What Franklin Roosevelt Accomplished

Tuesday, December 21st, 2010

In “The Achievement of the New Deal,” William E. Leuchtenburg defends FDR against left-wing academics, who deplore the president’s long reign as insufficiently revolutionary and anti-capitalist:

Before 1933 the government had paid heed primarily to a single group — white Anglo-Saxon Protestant males. The Roosevelt administration, however, recruited from a more ethnically diverse medley, symbolized by Ben Cohen and Tommy Corcoran, the Jew and the Irish Catholic… though, in the entire history of the republic of nearly a century and a half before 1933 only four Catholics had ever served in a cabinet, FDR, in choosing his first cabinet, named two.

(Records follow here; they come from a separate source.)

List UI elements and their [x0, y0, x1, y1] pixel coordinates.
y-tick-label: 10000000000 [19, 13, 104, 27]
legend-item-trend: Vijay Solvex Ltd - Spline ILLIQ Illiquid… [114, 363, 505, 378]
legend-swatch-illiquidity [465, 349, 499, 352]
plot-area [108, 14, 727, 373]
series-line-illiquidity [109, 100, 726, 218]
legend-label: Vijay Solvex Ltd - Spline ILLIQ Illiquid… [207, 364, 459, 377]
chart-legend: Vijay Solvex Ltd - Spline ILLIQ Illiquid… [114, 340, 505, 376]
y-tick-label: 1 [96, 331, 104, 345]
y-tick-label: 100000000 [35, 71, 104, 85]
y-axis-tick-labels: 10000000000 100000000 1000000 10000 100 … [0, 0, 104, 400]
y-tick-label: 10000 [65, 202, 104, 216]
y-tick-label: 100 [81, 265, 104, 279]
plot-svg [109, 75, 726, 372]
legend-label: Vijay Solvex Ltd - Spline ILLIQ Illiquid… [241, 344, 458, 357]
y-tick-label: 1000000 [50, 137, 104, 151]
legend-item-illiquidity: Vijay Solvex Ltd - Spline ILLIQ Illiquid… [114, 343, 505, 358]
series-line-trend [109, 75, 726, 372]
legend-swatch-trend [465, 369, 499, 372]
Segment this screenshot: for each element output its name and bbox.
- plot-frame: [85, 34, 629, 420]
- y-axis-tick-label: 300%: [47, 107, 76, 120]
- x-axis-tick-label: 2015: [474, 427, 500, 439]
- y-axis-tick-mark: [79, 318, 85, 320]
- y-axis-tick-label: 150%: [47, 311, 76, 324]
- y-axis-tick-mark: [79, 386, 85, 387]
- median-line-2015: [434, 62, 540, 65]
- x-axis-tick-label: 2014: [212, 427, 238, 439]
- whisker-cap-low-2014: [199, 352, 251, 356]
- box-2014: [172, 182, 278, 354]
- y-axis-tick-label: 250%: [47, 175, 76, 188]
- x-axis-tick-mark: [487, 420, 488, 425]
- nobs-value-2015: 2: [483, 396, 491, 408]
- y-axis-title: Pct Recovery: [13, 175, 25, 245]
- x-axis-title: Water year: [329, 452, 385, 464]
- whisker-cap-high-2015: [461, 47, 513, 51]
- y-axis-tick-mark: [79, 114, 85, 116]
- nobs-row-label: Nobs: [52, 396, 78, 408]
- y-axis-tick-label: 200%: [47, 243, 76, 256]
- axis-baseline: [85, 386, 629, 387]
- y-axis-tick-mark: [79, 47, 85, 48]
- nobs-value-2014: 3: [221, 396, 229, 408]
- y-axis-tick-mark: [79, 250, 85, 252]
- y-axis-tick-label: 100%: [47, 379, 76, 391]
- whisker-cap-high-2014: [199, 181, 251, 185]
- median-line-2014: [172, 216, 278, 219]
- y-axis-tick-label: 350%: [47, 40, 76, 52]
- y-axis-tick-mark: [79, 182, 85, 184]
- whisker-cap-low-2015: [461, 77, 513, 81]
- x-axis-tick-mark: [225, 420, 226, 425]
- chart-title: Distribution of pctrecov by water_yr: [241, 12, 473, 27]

That is what Franklin Roosevelt accomplished, Arnold Kling reminds us:

I think that if you want to understand why Roosevelt won such a landslide in 1936 and why the “Roosevelt coalition” was a significant force in American politics at least until the 1970′s, the Masonomics concept of group status is key. The biggest surge in population in the 1920′s had been among non-Protestants — the “hyphenated Americans” from Ireland, Italy, and Eastern Europe. Roosevelt gave them unprecedented status recognition. On rights for African-Americans, he moved forward just enough to earn the gratitude and loyalty of blacks in the North (where they could vote), while not moving forward fast enough to lose the racists of the Solid South. (The racists stuck with Roosevelt in part because they had nowhere else to go. Even as late as the 1960′s, Republicans were not willing to be as racially regressive as southern Democrats. In 1948, for example, when Strom Thurmond ran against Truman, instead of joining the Republicans Thurmond formed the Dixiecrats.)